Nuvens encobrem essa montanha
que é uma das formações geológicas mais antigas do planeta, com 2
bilhões de anos. O caminho no
qual se vêem flores únicas passa
por planícies, vales e platôs -ali
chamados de tepuis.
A expedição a esse canto do
mundo, localizado na fronteira
que divide Brasil, Venezuela e
Guiana, em direção ao monte Roraima, passa por um dos mais belos tepuis da América do Sul, com
2.875 m de altitude, e pelo vizinho
Kukenan. A aventura para conhecer esse lugar rodeado de vales,
serras, rios, riachos e cachoeiras
demanda seis dias. Nesse período,
o viajante percorre longas trilhas,
escala pedras e morros.
A atração é internacional e, embora o Brasil seja "dono" de 2,6%
do monte Roraima, os verde-amarelos não são os maiores freqüentadores. Além disso, a escalada hoje é feita pela Venezuela,
pois o acesso pelo Brasil é restrito.
O ponto de partida é Boa Vista.
Da capital de Roraima até a cidade venezuelana de Santa Elena de
Uairén, a mais próxima do parque Canaíma, na região da Grand
Sabana, onde estão os tepuis Roraima e o "irmão" Kukenan, são
250 km. Mas, de Santa Elena, ainda são necessários mais 66 km para chegar a vila de San Francisco
de Yuruaní e outros 18 km até a
vila de Paraytepui, o real ponto de
partida para a exploração rumo
ao monte do Roraima, de cujo topo fica o ponto tríplice, local onde
convergem as três fronteiras.
É bom avisar que é preciso muita perna, fôlego e um certo desprendimento, pois a hospedagem
é feita em acampamentos sem nenhum luxo. O único conforto é a
ajuda dos guias venezuelanos de
tribos indígenas, que podem ser
contratados como carregadores,
o que alivia o peso.
Por todo o trajeto a impressionante dimensão das mesas vai se
aproximando. A primeira visão
dos tepuis já é testemunhada na
estrada que interliga Santa Elena a
San Francisco de Yuruaní. Nos
dois primeiros dias, os aventureiros caminham por uma vegetação
rasteira, onde há cascavéis, que
parece uma savana. Cruzam-se
córregos e os rios Tek e Kukenan.
No terceiro dia ocorre a escalada final ao cume do monte Roraima. Depois de muito sol e calor
durante a primeira fase da expedição, esse é o momento em que a
neblina toma conta. A floresta fica
mais densa, e as subidas, mais íngremes. Avistam-se de perto paredões e quedas-d'água que dão
encanto ao caminho.
A visão das pedras na beira do
cume preconiza a chegada a um
certo canto místico. Ao longo dessa última etapa de ascensão, todo
o vale que fica para trás acompanha o expedicionário, dando a
impressão de que se está saindo
da terra e chegando ao céu.
Aumenta a expectativa de ver de
perto as formações mais antigas
do planeta que o tempo e a erosão
não corroeram. Foram mantidas
suas formas originais -as constantes chuvas, neblina e sol forte
não bastaram para levar suas pedras a sedimentar nos rios amazônicos.

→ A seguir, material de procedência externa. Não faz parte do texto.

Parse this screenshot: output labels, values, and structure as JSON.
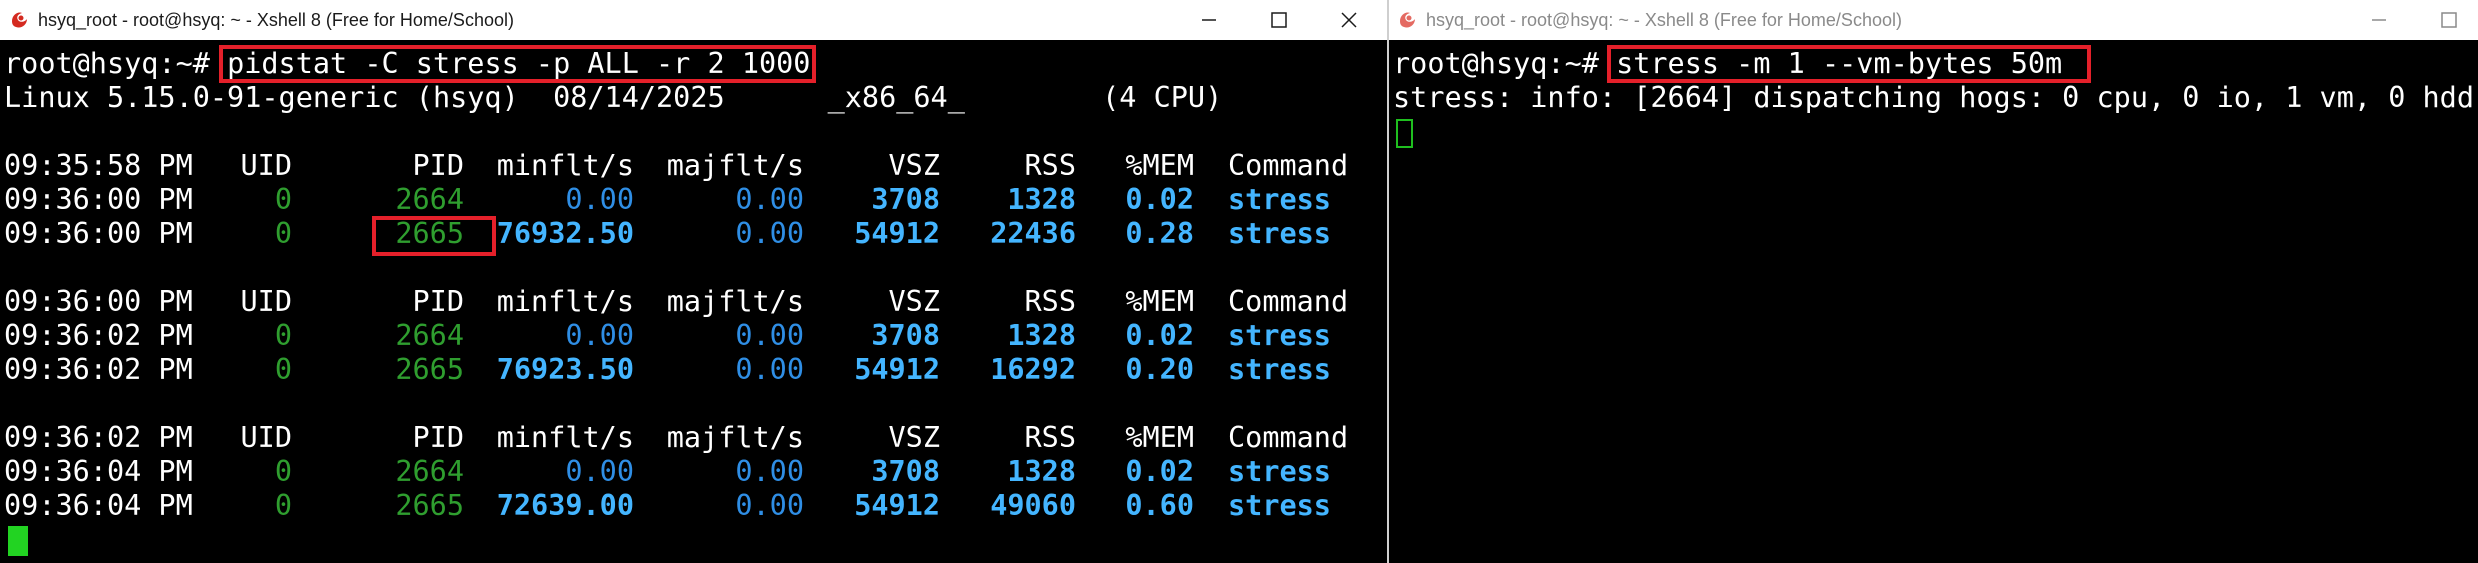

Momento clássico: no topo do
platô, a sensação é a de estar em
uma cena de um filme pré-histórico. Dá para compreender a inspiração que o escritor Arthur Conan Doyle (1859-1930) -sim, o
criador de Sherlock Holmes-
captou no local e incluiu na obra
"O Mundo Perdido". Não é à toa
que muitos visitantes levam debaixo do braço um exemplar do
livro (leia ao lado).
A próxima parada fica nas grutas onde são montados novos
acampamentos, chamados aqui
de hotéis. Faixas estreitas encostadas nas pedras alocam as barracas
e dão a visão de uma paisagem
fantástica sobre o vale, acompanhados das beiradas dos tepuis.
As cores do crepúsculo e do alvorecer completam a magia do lugar, sem contar a incrível visão
das pedras e dos vales durante a
noite com a luz da lua.
O quarto dia é dedicado à visita
do platô. Caminha-se entre vales e
pântanos. Vêem-se pedras de diversas formas e que são alimento
para a imaginação. Há exemplares que lembram naves interplanetárias, outros que trazem à memória um casal se beijando, outros que parecem uma tartaruga
ou um elefante. As formações de
pedra, em meio à névoa, ficam
ainda mais misteriosas, proporcionando visões de animais e objetos em movimento. Em muitos
momentos parece mais um sítio
arqueológico ou um museu de
formas, no qual ficaram petrificadas as almas que passaram por ali.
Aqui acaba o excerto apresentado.